OPINIONI |

Straordinari al posto di assunzioni

DA GENNAIO 2008 A OTTOBRE 2009 LA DISOCCUPAZIONE AMERICANA è RADDOPPIATA AL 9,8%

di Maurizio Del Conte, professore associato di diritto del lavoro alla Bocconi

Secondo quanto rilevato dal Bureau of labor statistics, negli Stati Uniti i disoccupati hanno superato i quindici milioni nel mese di ottobre del 2009, portando così il tasso di disoccupazione al 9,8%, cioè esattamente il doppio rispetto al dato del gennaio 2008. Ma ciò che preoccupa di più gli analisti americani è la previsione secondo la quale, anche a fronte di una prossima ripresa dell’economia, ci vorranno anni per recuperare l’occupazione persa in conseguenza della recessione.

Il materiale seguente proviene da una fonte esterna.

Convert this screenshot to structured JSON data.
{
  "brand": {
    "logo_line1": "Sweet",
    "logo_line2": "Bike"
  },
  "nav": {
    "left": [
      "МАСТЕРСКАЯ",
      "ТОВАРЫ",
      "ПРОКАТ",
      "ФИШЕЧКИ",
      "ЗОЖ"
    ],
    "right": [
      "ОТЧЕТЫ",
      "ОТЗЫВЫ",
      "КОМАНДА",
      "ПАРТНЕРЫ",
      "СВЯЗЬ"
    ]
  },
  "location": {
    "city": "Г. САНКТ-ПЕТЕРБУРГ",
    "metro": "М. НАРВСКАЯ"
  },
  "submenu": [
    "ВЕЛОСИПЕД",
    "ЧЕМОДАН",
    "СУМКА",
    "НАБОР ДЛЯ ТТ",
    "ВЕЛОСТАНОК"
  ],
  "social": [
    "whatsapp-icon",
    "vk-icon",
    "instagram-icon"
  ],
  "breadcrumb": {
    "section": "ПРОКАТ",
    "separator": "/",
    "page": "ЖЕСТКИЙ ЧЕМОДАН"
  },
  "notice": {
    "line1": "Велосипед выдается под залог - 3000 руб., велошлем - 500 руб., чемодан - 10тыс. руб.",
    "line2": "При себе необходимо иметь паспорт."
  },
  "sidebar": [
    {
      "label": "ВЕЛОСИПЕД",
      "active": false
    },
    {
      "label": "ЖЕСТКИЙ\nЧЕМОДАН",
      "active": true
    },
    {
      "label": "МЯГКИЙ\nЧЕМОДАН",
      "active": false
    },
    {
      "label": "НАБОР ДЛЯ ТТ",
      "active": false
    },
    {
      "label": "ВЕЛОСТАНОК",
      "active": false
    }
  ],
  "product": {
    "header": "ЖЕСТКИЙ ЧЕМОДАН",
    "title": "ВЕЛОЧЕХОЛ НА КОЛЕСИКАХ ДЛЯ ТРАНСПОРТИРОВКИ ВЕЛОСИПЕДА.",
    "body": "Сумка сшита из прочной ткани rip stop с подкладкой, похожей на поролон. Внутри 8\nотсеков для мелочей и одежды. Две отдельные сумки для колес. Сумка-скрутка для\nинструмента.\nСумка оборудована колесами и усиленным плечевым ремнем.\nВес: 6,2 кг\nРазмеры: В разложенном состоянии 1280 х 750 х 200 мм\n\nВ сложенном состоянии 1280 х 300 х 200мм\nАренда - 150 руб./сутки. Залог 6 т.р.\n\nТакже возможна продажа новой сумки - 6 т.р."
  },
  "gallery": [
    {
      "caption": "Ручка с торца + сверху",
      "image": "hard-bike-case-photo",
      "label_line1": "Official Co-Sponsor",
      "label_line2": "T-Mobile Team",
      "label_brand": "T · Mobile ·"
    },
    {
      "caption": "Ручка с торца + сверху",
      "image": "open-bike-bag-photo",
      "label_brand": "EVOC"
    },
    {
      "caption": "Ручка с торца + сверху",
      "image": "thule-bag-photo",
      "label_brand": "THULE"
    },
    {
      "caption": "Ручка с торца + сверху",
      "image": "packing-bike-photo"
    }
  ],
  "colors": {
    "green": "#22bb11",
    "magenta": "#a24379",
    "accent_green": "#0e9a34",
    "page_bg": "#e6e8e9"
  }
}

Dunque il mercato del lavoro statunitense, considerato fra i più flessibili del mondo, si è dimostrato rapidissimo nella espulsione della manodopera in esubero, ma non sembra essere altrettanto reattivo nel suo reimpiego. Le imprese americane, anche a fronte di significativi segnali di miglioramento della propria performance, si muovono con grande prudenza sul fronte delle assunzioni, preferendo allungare, spesso a dismisura, l’orario di lavoro del personale già occupato piuttosto che aumentare il proprio stock di lavoratori.
 
Questo dato porta a riflettere sulla fragilità di certi luoghi comuni sulla presunta correlazione fra tutele legali del lavoro e rigidità delle dinamiche del mercato. In Italia, in particolare, l’infinito dibattito sulle possibili riforme del diritto del lavoro è stato troppo spesso condizionato dal dogma secondo cui la rigidità della legge in materia di licenziamenti costituirebbe la principale causa delle inerzie del mercato del lavoro e delle sue conseguenti disfunzioni.
 
Sotto questo profilo, il caso americano dimostra come i comportamenti delle imprese in materia di reclutamento del personale siano, in realtà, assai poco sensibili all’ordinamento giuslavoristico. Infatti, se negli Stati Uniti le imprese preferiscono non assumere, ciò non dipende certo dai limiti imposti dalle regole in materia di licenziamenti, che in America restano per lo più lasciati alla libera volontà del datore di lavoro.
 
Da più parti si sono ricercate nella esperienza americana della Grande Depressione indicazioni utili per affrontare la crisi attuale. Allora, la fondamentale intuizione di Franklin Delano Roosevelt fu che, per ridare fiducia alle imprese, riportare i lavoratori nelle fabbriche e far ripartire il paese, fosse necessario riequilibrare il patto sociale americano, messo in crisi da un ormai insostenibile sbilanciamento di potere e ricchezza fra capitale e lavoro. Nello spirito del New Deal, nel 1935 il Congresso degli Stati Uniti varò il National labor relations act, una legge che, lungi dal rimettere allo stato il controllo sul mercato del lavoro, si limitava a sostenere una più libera ed efficace azione sindacale: il mercato ritrovava, in tal modo, i suoi veri protagonisti e, quindi, si riavvicinava alla società, favorendo così una lunga fase di prosperità.
Da 1935 ad oggi è cambiato il mondo, ma le esigenze di uno sviluppo economico socialmente sostenibile sono rimaste le stesse di allora. Non è un caso che la nuova amministrazione americana si sia impegnata a varare l’Employee Free Choice Act, una legge che rilancia il ruolo del sindacato, il cui progressivo declino ha fatto venire meno ogni forma di controllo sociale nella creazione e nella redistribuzione della ricchezza.
Così, mentre negli Stati Uniti si punta a uscire dalla crisi richiamando pragmaticamente le parti sociali a maggiori responsabilità, in Italia si continua a profondere risorse e tempo prezioso nell’affannosa ricerca di una improbabile “legge ideale” che, per mano dello stato, risolva graziosamente i problemi del lavoro.